La Legislatura tiene en tratamiento un proyecto de ley que, de aprobarse, provocará un cambio radical en el sistema de compras de medicamentos por parte del Estado provincial. El cambio de fondo implica reemplazar el actual sistema descentralizado, por el cual cada hospital licita los medicamentos que necesita, por un sistema de compra, administración y provisión centralizado, tanto en lo operativo como en lo tecnológico.
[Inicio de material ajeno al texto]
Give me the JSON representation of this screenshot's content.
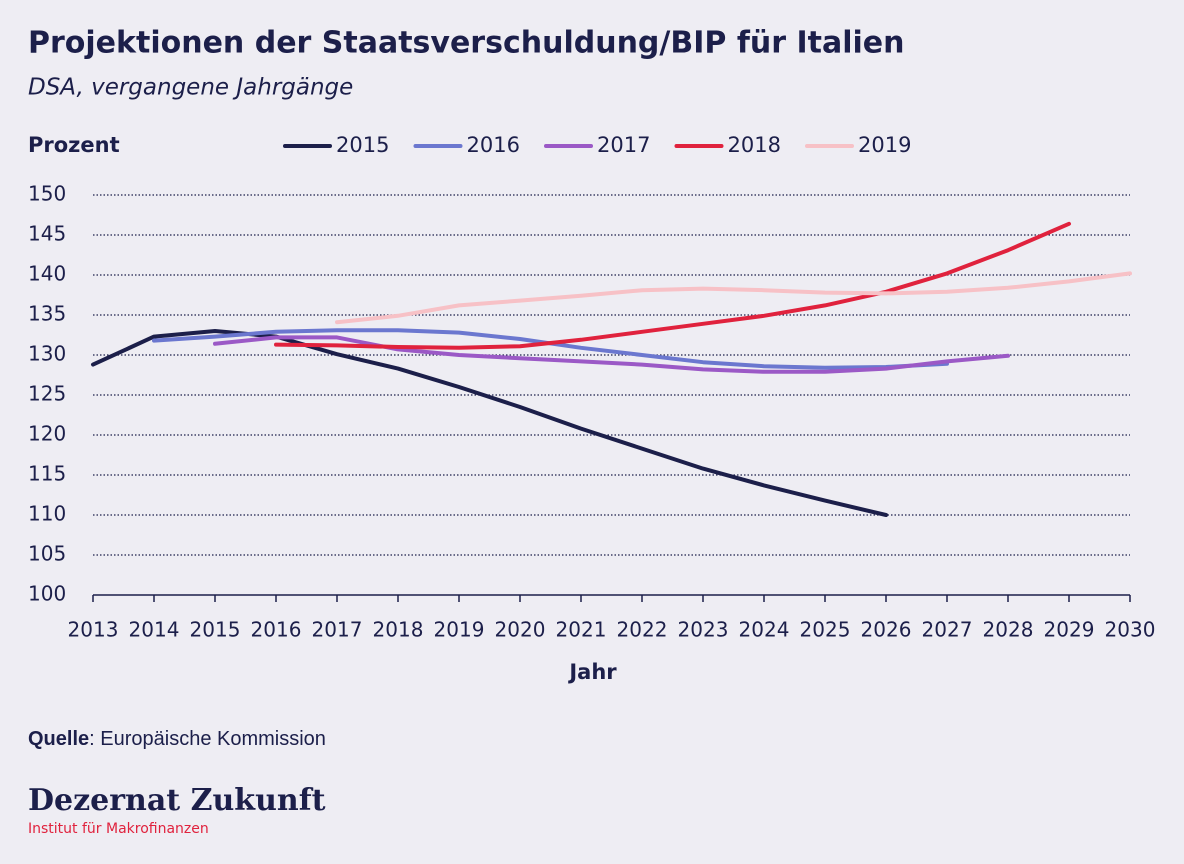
{
  "chart_data": {
    "type": "line",
    "title": "Projektionen der Staatsverschuldung/BIP für Italien",
    "subtitle": "DSA, vergangene Jahrgänge",
    "y_label": "Prozent",
    "x_label": "Jahr",
    "x": [
      2013,
      2014,
      2015,
      2016,
      2017,
      2018,
      2019,
      2020,
      2021,
      2022,
      2023,
      2024,
      2025,
      2026,
      2027,
      2028,
      2029,
      2030
    ],
    "series": [
      {
        "name": "2015",
        "color": "#1c1f4a",
        "values": [
          128.8,
          132.3,
          133.0,
          132.3,
          130.1,
          128.3,
          126.0,
          123.5,
          120.8,
          118.3,
          115.8,
          113.7,
          111.8,
          110.0,
          null,
          null,
          null,
          null
        ]
      },
      {
        "name": "2016",
        "color": "#6b77cf",
        "values": [
          null,
          131.8,
          132.3,
          132.9,
          133.1,
          133.1,
          132.8,
          132.0,
          130.9,
          130.0,
          129.1,
          128.6,
          128.4,
          128.5,
          128.9,
          null,
          null,
          null
        ]
      },
      {
        "name": "2017",
        "color": "#9b59c6",
        "values": [
          null,
          null,
          131.4,
          132.2,
          132.2,
          130.7,
          130.0,
          129.6,
          129.2,
          128.8,
          128.2,
          127.9,
          127.9,
          128.3,
          129.2,
          129.9,
          null,
          null
        ]
      },
      {
        "name": "2018",
        "color": "#e0223d",
        "values": [
          null,
          null,
          null,
          131.3,
          131.2,
          131.0,
          130.9,
          131.1,
          131.9,
          132.9,
          133.9,
          134.9,
          136.2,
          137.9,
          140.2,
          143.1,
          146.4,
          null
        ]
      },
      {
        "name": "2019",
        "color": "#f7c1c6",
        "values": [
          null,
          null,
          null,
          null,
          134.1,
          134.9,
          136.2,
          136.8,
          137.4,
          138.1,
          138.3,
          138.1,
          137.8,
          137.7,
          137.9,
          138.4,
          139.2,
          140.2
        ]
      }
    ],
    "xlim": [
      2013,
      2030
    ],
    "xticks": [
      2013,
      2014,
      2015,
      2016,
      2017,
      2018,
      2019,
      2020,
      2021,
      2022,
      2023,
      2024,
      2025,
      2026,
      2027,
      2028,
      2029,
      2030
    ],
    "ylim": [
      100,
      150
    ],
    "yticks": [
      100,
      105,
      110,
      115,
      120,
      125,
      130,
      135,
      140,
      145,
      150
    ],
    "grid": true
  },
  "footer": {
    "source_label": "Quelle",
    "source_text": ": Europäische Kommission",
    "brand": "Dezernat Zukunft",
    "brand_subtitle": "Institut für Makrofinanzen"
  }
}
El proyecto titulado “Plan Provincial de accesibilidad ciudadana a los medicamentos” deja abierta la puerta al gerenciamiento privado de la provisión, administración y distribución para hospitales, centros de atención primaria y Samcos y prevé que en el paquete ingresen también la gestión de medicamentos del Laboratorio de Industrias Farmacéuticas y Iapos, la obra social del Estado provincial. Justamente Iapos funciona con un sistema así desde 1991: la gestión de medicamentos para sus afiliados de toda la provincia está privatizada (incluso la atención de reclamos de afiliados los atiende el propio gerenciador) por medio de un convenio con el Colegio de Farmacéuticos de la Primera Circunscripción. El proyecto incluso habilita a que las farmacias privadas oficien como boca de expendio de los medicamentos.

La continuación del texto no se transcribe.